Bereits seit August 2007 hatte die Fed ihren Leitzins in mehreren Schritten von damals 5,25 Prozent gesenkt, so Ende Oktober um 0,5 Prozentpunkte auf 1,0 Prozent. Die Europäische Zentralbank hatte ihren Zins am 4. Dezember auf 2,5 Prozent festgelegt.






Angst vor Deflation

Die US-Wirtschaft droht, immer tiefer in die Rezession zu sinken. Seit Dezember vergangenen Jahres sind etwa zwei Mio. Arbeitsplätze verloren gegangen. Die Arbeitslosenquote beträgt 6,7 Prozent, der höchsten Quote seit den 30er Jahren in den USA. Die Jahres-Inflationsrate sank im November auf nur noch 1,1 Prozent. Der Inflationsdruck sei stark zurückgegangen, erklärte die Notenbank. Der Rückgang der Preise für Energie und andere Rohstoffe und die insgesamt schwächeren Aussichten für die Wirtschaft sprächen für einen weiteren Rückgang der Inflation in den kommenden Quartalen.

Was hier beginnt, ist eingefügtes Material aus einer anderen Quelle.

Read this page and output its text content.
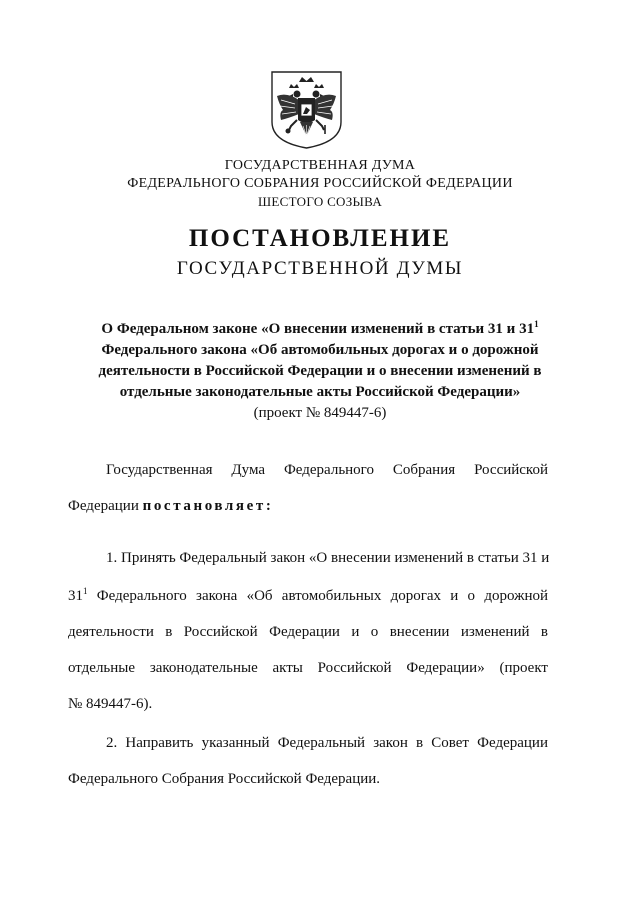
ГОСУДАРСТВЕННАЯ ДУМА
ФЕДЕРАЛЬНОГО СОБРАНИЯ РОССИЙСКОЙ ФЕДЕРАЦИИ
ШЕСТОГО СОЗЫВА
ПОСТАНОВЛЕНИЕ
ГОСУДАРСТВЕННОЙ ДУМЫ
О Федеральном законе «О внесении изменений в статьи 31 и $31^1$
Федерального закона «Об автомобильных дорогах и о дорожной
деятельности в Российской Федерации и о внесении изменений в
отдельные законодательные акты Российской Федерации»
(проект № 849447-6)
Государственная Дума Федерального Собрания Российской
Федерации постановляет:
1. Принять Федеральный закон «О внесении изменений в статьи 31 и
$31^1$ Федерального закона «Об автомобильных дорогах и о дорожной
деятельности в Российской Федерации и о внесении изменений в
отдельные законодательные акты Российской Федерации» (проект
№ 849447-6).
2. Направить указанный Федеральный закон в Совет Федерации
Федерального Собрания Российской Федерации.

Der designierte US-Präsident Barack Obama bekräftigte am Dienstag, mit einem umfangreichen Investitionsprogramm des Staates die Konjunktur wieder ankurbeln zu wollen. Im Kampf gegen die Rezession "gehen uns allmählich die Mittel aus", sagte er in Chicago mit Blick auf die Fed-Entscheidung. "Wir gehen derzeit durch die härteste Zeit seit der großen Depression", betonte der Demokrat, der am 20. Januar das Präsidentenamt übernimmt.